Like many of you, many of us stepped out on Marches for Our Lives around the country on March 24, led by the students at Marjory Stoneman Douglas High School in Parkland, Fla. They’re teaching us all a lesson about not giving up against seemingly insurmountable foes such as the NRA. That reinforces another lesson we’ve learned along the way: Struggle continues and evolves, even in what seem like fallow or quiescent periods of history.

Thus, like others of my fellow travelers, I was prouder of the pioneering Duke Student Anti-Sweatshop Labor Movement of the late 1990s than I was of any national championship. And I never felt more invigorated than when I laced up my old marching shoes in 2011 and joined my local Occupy movement, led by young people chanting: “Stand up! Fight back! This is what Democracy looks like!” Or, watching from afar, as members of the Duke community, including area alumni, participated in Moral Mondays in Raleigh, demonstrating the enduring power of bearing witness. And sometimes, as Durham’s recent mayoral election will no doubt demonstrate, political insurgencies can yield incremental change. Similarly, so can the battlefield of the courtroom.

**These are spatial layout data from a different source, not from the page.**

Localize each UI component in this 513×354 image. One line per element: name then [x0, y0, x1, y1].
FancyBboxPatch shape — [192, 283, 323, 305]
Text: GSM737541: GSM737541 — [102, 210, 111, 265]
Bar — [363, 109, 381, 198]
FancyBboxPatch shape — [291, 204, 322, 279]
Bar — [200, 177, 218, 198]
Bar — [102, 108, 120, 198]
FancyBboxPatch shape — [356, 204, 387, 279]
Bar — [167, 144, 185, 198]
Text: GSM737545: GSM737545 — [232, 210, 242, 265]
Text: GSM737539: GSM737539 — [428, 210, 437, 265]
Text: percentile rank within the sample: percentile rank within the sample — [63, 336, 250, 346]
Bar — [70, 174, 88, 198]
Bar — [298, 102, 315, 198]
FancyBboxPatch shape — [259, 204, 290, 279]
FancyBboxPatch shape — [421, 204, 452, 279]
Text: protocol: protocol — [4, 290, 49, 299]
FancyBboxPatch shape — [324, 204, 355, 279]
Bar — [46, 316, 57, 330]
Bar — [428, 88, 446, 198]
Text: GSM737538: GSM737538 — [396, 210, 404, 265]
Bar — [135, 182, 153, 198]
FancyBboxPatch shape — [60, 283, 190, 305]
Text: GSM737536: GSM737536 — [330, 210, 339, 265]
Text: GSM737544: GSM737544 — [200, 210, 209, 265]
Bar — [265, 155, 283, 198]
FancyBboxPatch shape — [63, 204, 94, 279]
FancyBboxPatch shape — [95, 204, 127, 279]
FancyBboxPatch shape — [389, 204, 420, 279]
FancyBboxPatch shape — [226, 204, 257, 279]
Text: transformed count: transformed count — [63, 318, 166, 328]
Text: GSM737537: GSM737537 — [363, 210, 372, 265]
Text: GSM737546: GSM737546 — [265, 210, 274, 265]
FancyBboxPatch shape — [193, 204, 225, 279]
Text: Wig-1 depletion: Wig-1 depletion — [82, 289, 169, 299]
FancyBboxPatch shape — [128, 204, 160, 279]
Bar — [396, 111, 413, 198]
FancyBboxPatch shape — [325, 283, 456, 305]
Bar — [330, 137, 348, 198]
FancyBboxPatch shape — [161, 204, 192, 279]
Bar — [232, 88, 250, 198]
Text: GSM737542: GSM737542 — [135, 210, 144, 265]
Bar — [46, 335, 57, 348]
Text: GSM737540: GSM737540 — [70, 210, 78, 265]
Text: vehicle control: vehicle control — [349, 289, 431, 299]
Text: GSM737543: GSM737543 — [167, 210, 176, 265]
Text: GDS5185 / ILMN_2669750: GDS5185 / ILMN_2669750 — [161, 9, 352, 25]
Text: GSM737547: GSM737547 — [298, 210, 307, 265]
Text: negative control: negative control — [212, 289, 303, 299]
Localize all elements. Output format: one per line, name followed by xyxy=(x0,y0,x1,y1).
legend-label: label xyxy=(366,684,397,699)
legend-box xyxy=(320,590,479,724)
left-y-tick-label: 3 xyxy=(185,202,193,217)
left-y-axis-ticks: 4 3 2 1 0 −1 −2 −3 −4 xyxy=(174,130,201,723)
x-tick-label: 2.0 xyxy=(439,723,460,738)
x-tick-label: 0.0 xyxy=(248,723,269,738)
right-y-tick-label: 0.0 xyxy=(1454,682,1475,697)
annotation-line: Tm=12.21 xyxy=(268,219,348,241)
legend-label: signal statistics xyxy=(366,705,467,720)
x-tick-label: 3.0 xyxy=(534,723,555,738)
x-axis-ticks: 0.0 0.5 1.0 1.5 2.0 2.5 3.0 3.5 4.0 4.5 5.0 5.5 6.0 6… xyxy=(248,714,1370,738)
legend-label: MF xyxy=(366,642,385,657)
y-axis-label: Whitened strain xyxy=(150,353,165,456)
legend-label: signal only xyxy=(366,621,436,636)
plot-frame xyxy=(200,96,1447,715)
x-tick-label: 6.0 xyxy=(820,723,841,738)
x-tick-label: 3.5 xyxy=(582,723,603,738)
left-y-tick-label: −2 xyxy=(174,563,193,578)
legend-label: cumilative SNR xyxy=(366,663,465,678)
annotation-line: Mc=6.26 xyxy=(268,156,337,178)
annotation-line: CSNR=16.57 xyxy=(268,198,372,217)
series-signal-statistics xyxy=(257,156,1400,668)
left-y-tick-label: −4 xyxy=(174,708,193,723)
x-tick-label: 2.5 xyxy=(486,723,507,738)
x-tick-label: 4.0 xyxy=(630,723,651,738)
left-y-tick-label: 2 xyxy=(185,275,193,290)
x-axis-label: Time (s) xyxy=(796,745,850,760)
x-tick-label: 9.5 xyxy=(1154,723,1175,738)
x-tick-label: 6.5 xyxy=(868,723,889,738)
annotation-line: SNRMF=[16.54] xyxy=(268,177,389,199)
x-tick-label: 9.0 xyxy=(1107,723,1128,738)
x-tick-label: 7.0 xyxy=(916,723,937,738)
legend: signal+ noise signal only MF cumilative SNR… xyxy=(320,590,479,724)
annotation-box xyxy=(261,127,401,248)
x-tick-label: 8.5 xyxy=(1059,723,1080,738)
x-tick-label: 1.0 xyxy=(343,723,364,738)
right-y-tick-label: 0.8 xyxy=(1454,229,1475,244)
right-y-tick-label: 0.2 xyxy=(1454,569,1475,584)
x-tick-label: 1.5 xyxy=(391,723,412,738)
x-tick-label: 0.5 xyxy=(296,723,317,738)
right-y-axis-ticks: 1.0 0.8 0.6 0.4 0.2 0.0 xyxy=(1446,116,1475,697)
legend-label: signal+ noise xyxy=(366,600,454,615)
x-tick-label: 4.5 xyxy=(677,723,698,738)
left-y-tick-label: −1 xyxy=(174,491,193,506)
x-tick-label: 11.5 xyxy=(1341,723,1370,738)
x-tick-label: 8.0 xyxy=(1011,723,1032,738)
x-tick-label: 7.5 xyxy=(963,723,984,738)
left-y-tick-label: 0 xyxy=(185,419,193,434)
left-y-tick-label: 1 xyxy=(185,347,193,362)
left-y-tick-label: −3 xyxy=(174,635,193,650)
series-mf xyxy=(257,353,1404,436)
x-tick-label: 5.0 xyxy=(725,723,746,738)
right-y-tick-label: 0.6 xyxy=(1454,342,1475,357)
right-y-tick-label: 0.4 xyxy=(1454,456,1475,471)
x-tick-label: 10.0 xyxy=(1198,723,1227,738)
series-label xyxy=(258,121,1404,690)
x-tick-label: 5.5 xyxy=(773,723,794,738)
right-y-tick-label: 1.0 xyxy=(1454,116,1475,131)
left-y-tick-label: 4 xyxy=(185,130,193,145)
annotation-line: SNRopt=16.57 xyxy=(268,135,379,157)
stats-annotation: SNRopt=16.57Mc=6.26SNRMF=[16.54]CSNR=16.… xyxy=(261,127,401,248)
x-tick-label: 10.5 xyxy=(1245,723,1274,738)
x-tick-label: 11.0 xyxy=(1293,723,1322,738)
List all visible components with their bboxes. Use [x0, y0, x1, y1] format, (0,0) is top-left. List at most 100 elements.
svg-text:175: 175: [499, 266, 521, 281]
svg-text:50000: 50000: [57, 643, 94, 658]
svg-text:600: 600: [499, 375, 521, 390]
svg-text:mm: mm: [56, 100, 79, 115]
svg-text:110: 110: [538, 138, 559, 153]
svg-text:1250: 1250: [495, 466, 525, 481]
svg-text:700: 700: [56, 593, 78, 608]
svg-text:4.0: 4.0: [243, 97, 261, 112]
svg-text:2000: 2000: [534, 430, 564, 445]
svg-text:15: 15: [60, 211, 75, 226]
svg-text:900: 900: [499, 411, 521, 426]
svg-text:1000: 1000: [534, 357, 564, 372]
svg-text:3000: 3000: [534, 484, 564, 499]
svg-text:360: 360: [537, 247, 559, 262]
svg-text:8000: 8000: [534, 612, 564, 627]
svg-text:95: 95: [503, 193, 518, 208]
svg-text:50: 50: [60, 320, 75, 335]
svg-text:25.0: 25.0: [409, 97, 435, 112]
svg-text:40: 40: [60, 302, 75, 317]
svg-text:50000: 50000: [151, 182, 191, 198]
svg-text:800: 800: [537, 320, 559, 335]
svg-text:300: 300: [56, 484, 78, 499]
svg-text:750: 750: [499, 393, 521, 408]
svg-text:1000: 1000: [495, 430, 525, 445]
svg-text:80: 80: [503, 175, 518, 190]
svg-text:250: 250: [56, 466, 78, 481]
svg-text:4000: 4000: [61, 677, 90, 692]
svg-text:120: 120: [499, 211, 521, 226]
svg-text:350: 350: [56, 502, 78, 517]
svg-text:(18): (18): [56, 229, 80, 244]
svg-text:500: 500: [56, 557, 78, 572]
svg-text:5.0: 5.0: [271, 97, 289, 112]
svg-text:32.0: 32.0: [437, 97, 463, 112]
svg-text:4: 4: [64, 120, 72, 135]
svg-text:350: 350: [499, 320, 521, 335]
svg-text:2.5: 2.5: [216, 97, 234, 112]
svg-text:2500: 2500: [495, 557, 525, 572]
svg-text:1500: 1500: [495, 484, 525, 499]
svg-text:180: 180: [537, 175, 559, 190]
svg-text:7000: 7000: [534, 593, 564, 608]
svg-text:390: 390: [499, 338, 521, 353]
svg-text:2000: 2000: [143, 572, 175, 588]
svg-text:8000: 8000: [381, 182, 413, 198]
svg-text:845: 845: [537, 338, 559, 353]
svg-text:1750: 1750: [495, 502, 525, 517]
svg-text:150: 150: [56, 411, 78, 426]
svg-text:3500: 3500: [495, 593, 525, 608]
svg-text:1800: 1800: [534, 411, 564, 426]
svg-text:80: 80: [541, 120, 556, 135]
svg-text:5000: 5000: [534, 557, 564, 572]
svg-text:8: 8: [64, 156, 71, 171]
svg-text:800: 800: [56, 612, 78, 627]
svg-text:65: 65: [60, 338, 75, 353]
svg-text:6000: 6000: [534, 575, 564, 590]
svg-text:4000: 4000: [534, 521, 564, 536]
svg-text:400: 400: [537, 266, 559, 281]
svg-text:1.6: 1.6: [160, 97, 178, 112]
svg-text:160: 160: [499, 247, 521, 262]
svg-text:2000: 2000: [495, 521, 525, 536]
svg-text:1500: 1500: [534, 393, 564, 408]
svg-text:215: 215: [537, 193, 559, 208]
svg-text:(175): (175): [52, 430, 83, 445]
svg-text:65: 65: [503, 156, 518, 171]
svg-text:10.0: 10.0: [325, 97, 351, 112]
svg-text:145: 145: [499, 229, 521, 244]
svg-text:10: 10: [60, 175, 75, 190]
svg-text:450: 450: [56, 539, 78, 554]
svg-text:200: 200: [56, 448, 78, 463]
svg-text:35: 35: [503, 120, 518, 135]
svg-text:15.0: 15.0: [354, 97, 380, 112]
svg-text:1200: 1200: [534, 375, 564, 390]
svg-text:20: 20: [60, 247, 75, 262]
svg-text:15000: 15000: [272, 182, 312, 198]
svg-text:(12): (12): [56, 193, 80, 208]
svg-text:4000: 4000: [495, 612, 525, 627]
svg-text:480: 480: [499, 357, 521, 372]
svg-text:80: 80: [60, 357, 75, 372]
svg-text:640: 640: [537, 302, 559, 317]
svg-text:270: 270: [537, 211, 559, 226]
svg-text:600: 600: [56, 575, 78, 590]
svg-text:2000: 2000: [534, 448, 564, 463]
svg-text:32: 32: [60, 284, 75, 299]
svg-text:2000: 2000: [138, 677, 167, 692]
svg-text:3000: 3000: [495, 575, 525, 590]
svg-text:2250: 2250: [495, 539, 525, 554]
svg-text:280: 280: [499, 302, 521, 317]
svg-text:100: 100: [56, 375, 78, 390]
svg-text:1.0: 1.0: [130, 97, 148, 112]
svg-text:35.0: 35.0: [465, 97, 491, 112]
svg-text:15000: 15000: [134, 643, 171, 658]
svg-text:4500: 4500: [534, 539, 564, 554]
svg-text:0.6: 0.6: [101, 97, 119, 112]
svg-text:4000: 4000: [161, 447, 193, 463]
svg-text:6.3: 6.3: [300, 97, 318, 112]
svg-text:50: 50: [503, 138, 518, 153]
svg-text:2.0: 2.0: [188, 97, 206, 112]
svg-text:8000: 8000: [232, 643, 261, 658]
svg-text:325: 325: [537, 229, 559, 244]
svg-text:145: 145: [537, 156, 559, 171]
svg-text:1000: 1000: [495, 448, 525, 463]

Although there may be a bit of reminiscing, our intention is for the Duke Vigil Reunion symposium to be more about mobilization than nostalgia. We hope the performances, panels and workshops—along with the Reverend William Turner Jr.’s Chapel sermon on Sunday—will provide you with a useful road map to continued activism. One of our rallying cries was, “Dare to struggle, dare to win.” Even when we lose in the short run, as we often have, we know that there is joy in struggle.

So, here is my geezer message to you: No generation—certainly not mine—has a monopoly on righteousness or sparking social change. You can be more than we were. You can have a greater impact on this nation. History is happening to you now, calling you to action. It’s your turn. A Caligula is in the White House, denying climate change and implementing a draconian refugee and immigration policy. He’s enabled, if not egged on by the hooded wing of the Republican Party, exercising a stranglehold on Congress and Sunbelt state legislatures. The latter is brought to you by the real deep state: organizational thugs such as the NRA, the Koch brothers and ALEC.

There is much for all of us to do, together. 

Journalist Mark I. Pinsky (Trinity ’70) is the author of seven nonfiction books, including Met Her on the Mountain: A Forty-Year Quest to Solve the Appalachian Cold-Case Murder of Nancy Morgan, which begins on the third floor of Flowers Building, where he once wrote a regular Chronicle column called “The Readable Radical.”